Special qualifications are those skills and/or aptitudes that an employee in a lesser capacity brings to a position or role that are essential to the successful or efficient operation of the business enterprise.

In determining whether skills are essential to the operation of a business enterprise, the following factors are considered:

  • The degree of proven expertise in the area of operations involved;
  • Whether others possess the employee’s specific skill or aptitude;
  • The length of the employee’s experience and/or training with the business enterprise;
  • The period of training or other experience necessary to perform effectively the projected duties;
  • The relationship of the skill or knowledge to the enterprise’s specific processes or applications, and the salary the special qualifications can command;
  • That knowledge of a foreign language and culture does not, by itself, meet the special qualifications requirement;
  • Whether the skills and qualifications are readily available in the United States;
  • That skills that are needed to start up an enterprise may no longer be essential after initial operations are complete and running smoothly; and
  • That some skills are essential only in the short-term for the training of locally hired employees.

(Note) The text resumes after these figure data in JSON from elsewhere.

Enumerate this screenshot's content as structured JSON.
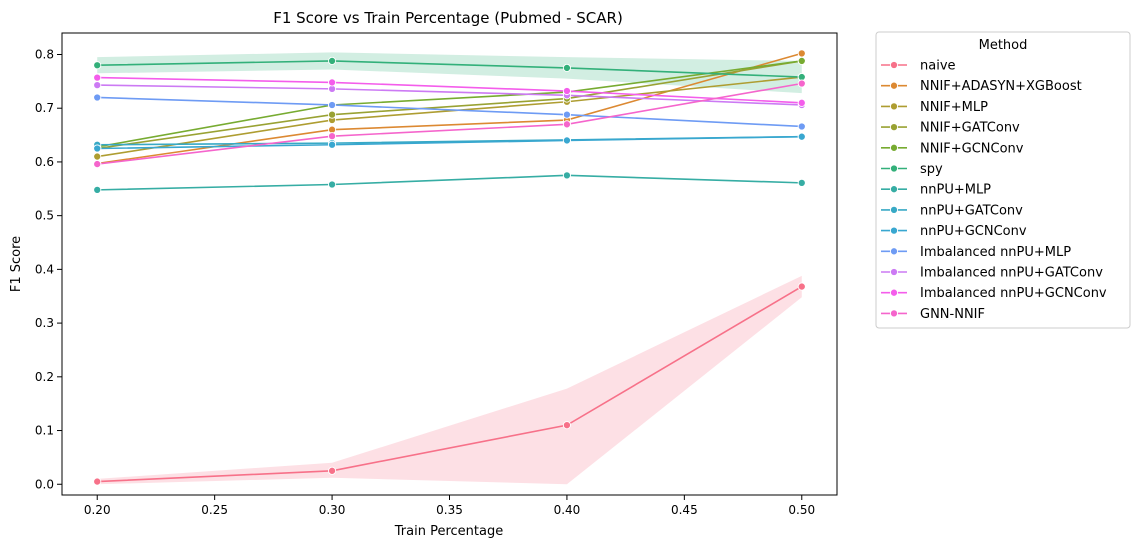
{
  "chart_data": {
    "type": "line",
    "title": "F1 Score vs Train Percentage (Pubmed - SCAR)",
    "xlabel": "Train Percentage",
    "ylabel": "F1 Score",
    "xlim": [
      0.185,
      0.515
    ],
    "ylim": [
      -0.02,
      0.84
    ],
    "xticks": [
      0.2,
      0.25,
      0.3,
      0.35,
      0.4,
      0.45,
      0.5
    ],
    "xtick_labels": [
      "0.20",
      "0.25",
      "0.30",
      "0.35",
      "0.40",
      "0.45",
      "0.50"
    ],
    "yticks": [
      0.0,
      0.1,
      0.2,
      0.3,
      0.4,
      0.5,
      0.6,
      0.7,
      0.8
    ],
    "ytick_labels": [
      "0.0",
      "0.1",
      "0.2",
      "0.3",
      "0.4",
      "0.5",
      "0.6",
      "0.7",
      "0.8"
    ],
    "grid": false,
    "legend": {
      "title": "Method",
      "placement": "outside-upper-right"
    },
    "x": [
      0.2,
      0.3,
      0.4,
      0.5
    ],
    "series": [
      {
        "name": "naive",
        "color": "#f77189",
        "values": [
          0.005,
          0.025,
          0.11,
          0.368
        ],
        "band_low": [
          0.0,
          0.012,
          0.0,
          0.348
        ],
        "band_high": [
          0.01,
          0.04,
          0.178,
          0.388
        ]
      },
      {
        "name": "NNIF+ADASYN+XGBoost",
        "color": "#dc8932",
        "values": [
          0.597,
          0.66,
          0.678,
          0.802
        ]
      },
      {
        "name": "NNIF+MLP",
        "color": "#ae9d31",
        "values": [
          0.61,
          0.678,
          0.712,
          0.758
        ]
      },
      {
        "name": "NNIF+GATConv",
        "color": "#99a233",
        "values": [
          0.625,
          0.688,
          0.718,
          0.788
        ]
      },
      {
        "name": "NNIF+GCNConv",
        "color": "#77ab31",
        "values": [
          0.628,
          0.706,
          0.73,
          0.788
        ]
      },
      {
        "name": "spy",
        "color": "#33b07a",
        "values": [
          0.78,
          0.788,
          0.775,
          0.758
        ],
        "band_low": [
          0.765,
          0.772,
          0.755,
          0.728
        ],
        "band_high": [
          0.795,
          0.804,
          0.795,
          0.788
        ]
      },
      {
        "name": "nnPU+MLP",
        "color": "#36ada4",
        "values": [
          0.548,
          0.558,
          0.575,
          0.561
        ]
      },
      {
        "name": "nnPU+GATConv",
        "color": "#38a9c5",
        "values": [
          0.632,
          0.635,
          0.641,
          0.647
        ]
      },
      {
        "name": "nnPU+GCNConv",
        "color": "#39a7d0",
        "values": [
          0.625,
          0.632,
          0.64,
          0.647
        ]
      },
      {
        "name": "Imbalanced nnPU+MLP",
        "color": "#6e9bf4",
        "values": [
          0.72,
          0.706,
          0.688,
          0.666
        ]
      },
      {
        "name": "Imbalanced nnPU+GATConv",
        "color": "#cc7af4",
        "values": [
          0.743,
          0.736,
          0.724,
          0.706
        ]
      },
      {
        "name": "Imbalanced nnPU+GCNConv",
        "color": "#f45deb",
        "values": [
          0.757,
          0.748,
          0.732,
          0.71
        ]
      },
      {
        "name": "GNN-NNIF",
        "color": "#f565cc",
        "values": [
          0.596,
          0.648,
          0.67,
          0.746
        ]
      }
    ]
  }
}
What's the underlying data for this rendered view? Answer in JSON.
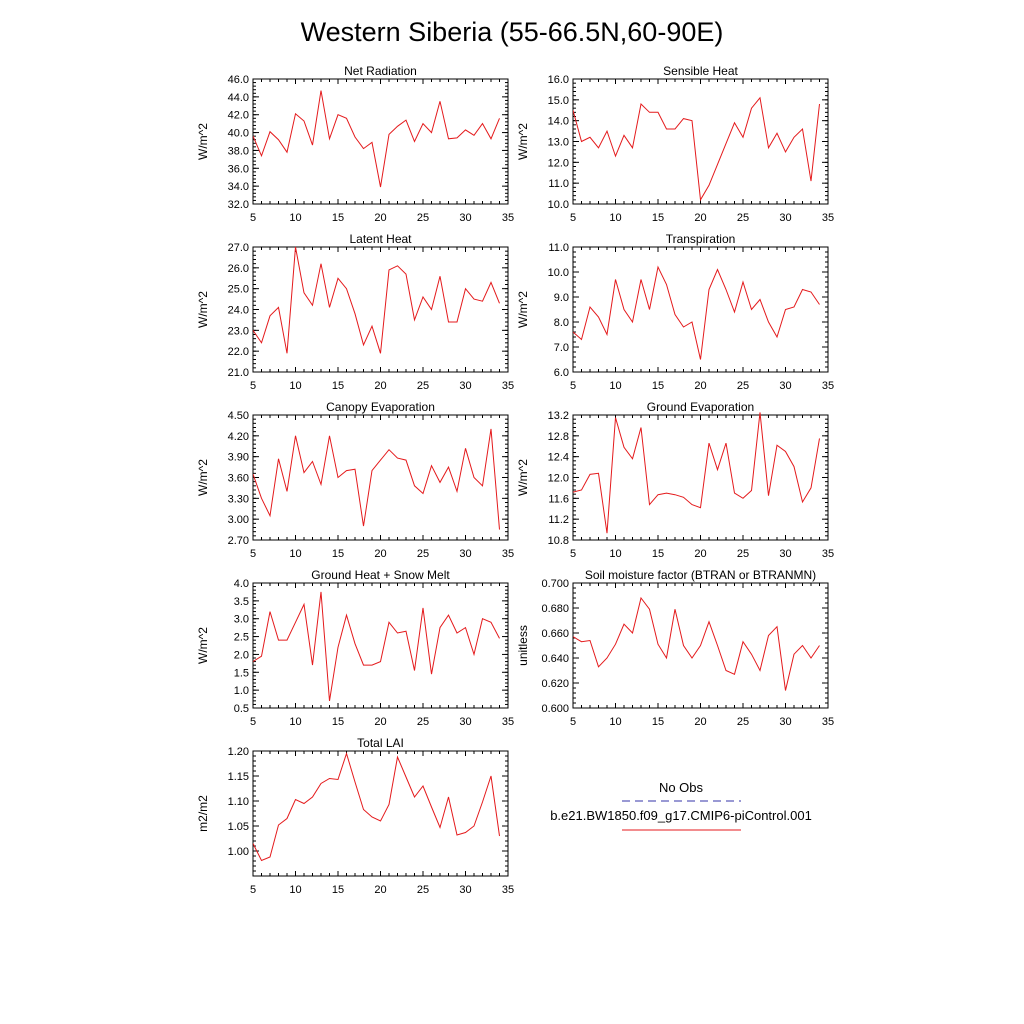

An E-2 Investor employee may be able to establish his or her essentiality to the business enterprise for a longer period of time, such as, in connection with activities in the areas of product improvement, quality control, or the provision of a service not yet generally available in the United States.

In such a case, evidence must be provided of the period for which skills will be needed and a reasonable projected date for completion of start-up or replacement of the essential skilled workers.

 

6. E-2 Visa Employee Work with Corporate Subsidiary.

E-2 Visa employees may perform work for the parent business enterprise, or any subsidiary of the parent business enterprise.

Approval from the U.S. Citizenship and Immigration Services (CIS) will be necessary for the performance of work for a subsidiary unless evidence establishes:

  1. The requisite parent-subsidiary relationship and that the subsidiary independently qualifies for E-2 Visa classification;
  2. In the case of an E-2 Visa employee, the work to be performed requires executive, supervisory, or essential skills; and
  3. The work is consistent with the terms and conditions of the activity forming the basis of the classification.

 

7. Changes in Terms or Conditions of E-2 Visa Employer.

Approval from the U.S. Citizenship and Immigration Services (CIS) will be necessary where there is a substantive change in the terms or conditions of the employer’s basic characteristics such as merger, acquisition or sale. In such a case, a new application on Form I-129 and E supplement must be filed.

Alternatively, the E-2 Visa Investor must obtain from a consular officer a visa reflecting the new terms and conditions and subsequently apply for admission at a port-of-entry.

Prior approval is not required if there is no substantive, or fundamental, change in the terms or conditions of employment.

Furthermore, prior approval is not required if corporate changes occur which do not affect the previously approved employment relationship, or are otherwise non-substantive.

In cases where there has been a change in the employer’s business or in the terms of employment, to facilitate admission, the E-2 Investor should:

  • Present a letter from the company explaining the nature of the change;
  • Request a new Form I-797, Approval Notice, reflecting the non-substantive change by filing with the appropriate CIS Service Center Form I-129, with fee, and a complete description of the change; or
  • Apply directly to the U.S. Department of State for a new E visa reflecting the change.

To ascertain whether prior approval is necessary, an E-2 Visa Investor may file with the Service Center Form I-129, with fee, and a complete description of the change, to request appropriate advice.

If an application to change the terms and conditions of E-2 Visa status or employment is approved, CIS will notify the E-2 Visa Investor on Form I-797.

An E-2 Visa Investor may not change employment to another employer without prior authorization from CIS. To do so without authorization will render the treaty trader deportable.